Beyond the question of their effectiveness is that of their safety. Currently, many natural insect repellents are exempt from the safety testing that the EPA requires of more standard repellents, such as DEET-based products. The EPA has deemed both their active and inert ingredients safe for the intended use, mainly because they’ve been used long enough in consumer products without incident, says Carroll. (We at ACSH are slightly taken aback by this seemingly cavalier attitude toward these “so called” natural chemicals, when synthetic chemicals — such as bisphenol A (BPA) — are the subject of intense public fear and scrutiny, despite their more evident utility and equally long history of use in consumer products without incident. “BPA has been used without harm for over 50 years,” ACSH staffer Jody Manley points out.)

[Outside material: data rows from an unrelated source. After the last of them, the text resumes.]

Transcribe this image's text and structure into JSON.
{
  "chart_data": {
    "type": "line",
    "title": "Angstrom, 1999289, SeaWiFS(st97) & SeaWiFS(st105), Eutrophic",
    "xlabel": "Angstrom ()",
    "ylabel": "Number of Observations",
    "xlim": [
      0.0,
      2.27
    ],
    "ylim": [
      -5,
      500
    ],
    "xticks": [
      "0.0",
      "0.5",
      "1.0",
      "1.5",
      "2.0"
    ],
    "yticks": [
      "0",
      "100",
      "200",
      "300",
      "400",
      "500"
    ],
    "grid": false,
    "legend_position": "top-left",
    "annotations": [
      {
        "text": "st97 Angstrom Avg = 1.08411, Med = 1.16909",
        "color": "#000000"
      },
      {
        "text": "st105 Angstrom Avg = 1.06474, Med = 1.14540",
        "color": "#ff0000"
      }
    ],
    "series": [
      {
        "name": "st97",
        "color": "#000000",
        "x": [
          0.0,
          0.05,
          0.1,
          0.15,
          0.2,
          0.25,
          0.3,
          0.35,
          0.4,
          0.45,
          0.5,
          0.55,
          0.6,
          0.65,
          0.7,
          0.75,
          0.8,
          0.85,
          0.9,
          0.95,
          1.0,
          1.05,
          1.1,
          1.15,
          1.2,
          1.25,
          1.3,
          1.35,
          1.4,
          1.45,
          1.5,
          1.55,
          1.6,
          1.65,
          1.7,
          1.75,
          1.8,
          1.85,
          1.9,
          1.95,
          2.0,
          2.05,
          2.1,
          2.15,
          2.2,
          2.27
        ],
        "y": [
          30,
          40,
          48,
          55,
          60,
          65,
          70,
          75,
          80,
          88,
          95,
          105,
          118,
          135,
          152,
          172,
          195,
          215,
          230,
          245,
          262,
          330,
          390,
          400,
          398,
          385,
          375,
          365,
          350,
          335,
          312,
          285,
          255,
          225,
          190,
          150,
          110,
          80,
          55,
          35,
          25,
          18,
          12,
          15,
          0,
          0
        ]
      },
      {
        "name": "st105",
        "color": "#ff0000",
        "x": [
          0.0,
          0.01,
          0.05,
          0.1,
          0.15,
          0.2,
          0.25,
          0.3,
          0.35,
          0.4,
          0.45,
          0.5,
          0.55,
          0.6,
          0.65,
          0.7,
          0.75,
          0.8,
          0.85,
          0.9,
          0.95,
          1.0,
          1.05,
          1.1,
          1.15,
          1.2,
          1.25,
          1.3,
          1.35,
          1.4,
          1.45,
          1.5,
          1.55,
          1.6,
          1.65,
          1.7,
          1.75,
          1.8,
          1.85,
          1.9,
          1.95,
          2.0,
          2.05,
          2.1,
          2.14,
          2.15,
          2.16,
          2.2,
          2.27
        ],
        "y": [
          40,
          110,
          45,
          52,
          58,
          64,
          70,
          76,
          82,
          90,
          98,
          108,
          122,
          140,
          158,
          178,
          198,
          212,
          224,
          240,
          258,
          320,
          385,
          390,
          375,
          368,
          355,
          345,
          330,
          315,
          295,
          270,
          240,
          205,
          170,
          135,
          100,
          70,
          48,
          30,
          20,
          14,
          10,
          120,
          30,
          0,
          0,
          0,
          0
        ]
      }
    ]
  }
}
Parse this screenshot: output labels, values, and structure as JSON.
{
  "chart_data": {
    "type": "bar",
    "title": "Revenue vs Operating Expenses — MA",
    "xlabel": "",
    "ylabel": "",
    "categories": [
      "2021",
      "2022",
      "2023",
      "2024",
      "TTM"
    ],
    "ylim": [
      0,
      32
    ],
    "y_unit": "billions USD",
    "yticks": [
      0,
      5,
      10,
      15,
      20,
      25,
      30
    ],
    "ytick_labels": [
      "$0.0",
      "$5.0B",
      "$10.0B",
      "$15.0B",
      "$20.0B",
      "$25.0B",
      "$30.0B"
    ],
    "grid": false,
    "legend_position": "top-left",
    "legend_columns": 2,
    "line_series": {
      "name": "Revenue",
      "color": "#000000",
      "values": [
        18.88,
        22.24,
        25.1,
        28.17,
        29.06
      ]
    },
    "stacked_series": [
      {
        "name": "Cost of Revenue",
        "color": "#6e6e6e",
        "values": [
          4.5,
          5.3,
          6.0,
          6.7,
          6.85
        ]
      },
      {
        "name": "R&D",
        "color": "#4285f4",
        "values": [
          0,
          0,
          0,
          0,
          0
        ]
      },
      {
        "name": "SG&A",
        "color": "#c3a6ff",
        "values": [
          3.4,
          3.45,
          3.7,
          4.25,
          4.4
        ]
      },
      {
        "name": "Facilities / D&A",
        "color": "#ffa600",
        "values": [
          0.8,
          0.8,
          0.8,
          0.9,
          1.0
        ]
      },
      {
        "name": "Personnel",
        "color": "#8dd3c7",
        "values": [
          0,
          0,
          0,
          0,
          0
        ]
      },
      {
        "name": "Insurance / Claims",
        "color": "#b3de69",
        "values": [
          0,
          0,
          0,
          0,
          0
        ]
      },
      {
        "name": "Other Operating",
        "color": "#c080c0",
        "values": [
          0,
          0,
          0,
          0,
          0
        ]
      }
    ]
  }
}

Perhaps most intriguing but less credible are current studies suggesting that some “natural” repellents have the kind of potency associated not only with DEET but DDT — the insecticide that, despite its detractors, is enduringly effective in lowering the rates of malaria spread by the anopheles mosquito. Garnering the most attention is the pine-oil derivative isolongiflenone, which, in a 2009 study published in the Journal of Medical Entomology, was found to repel mosquitoes and ticks more effectively than DEET. Apparently, the pine-oil derivative has also performed well as a “spatial repellent” of the sort that is sprayed on the walls of homes and on bed nets to deter mosquitoes. If this pine-oil derivative, manufactured by a company called 141 Repellent Inc., truly is effective in this respect, it would be the first non-synthetic alternative to DDT. But this is a big “if.” ACSH advisor Donald Roberts, a retired professor of tropical public health at the Uniformed Services University of the Health Sciences in Bethesda, thinks that the new product “shows real promise.” But he cautions, "Until we have a lot more test data, it would be hard to give a definitive statement."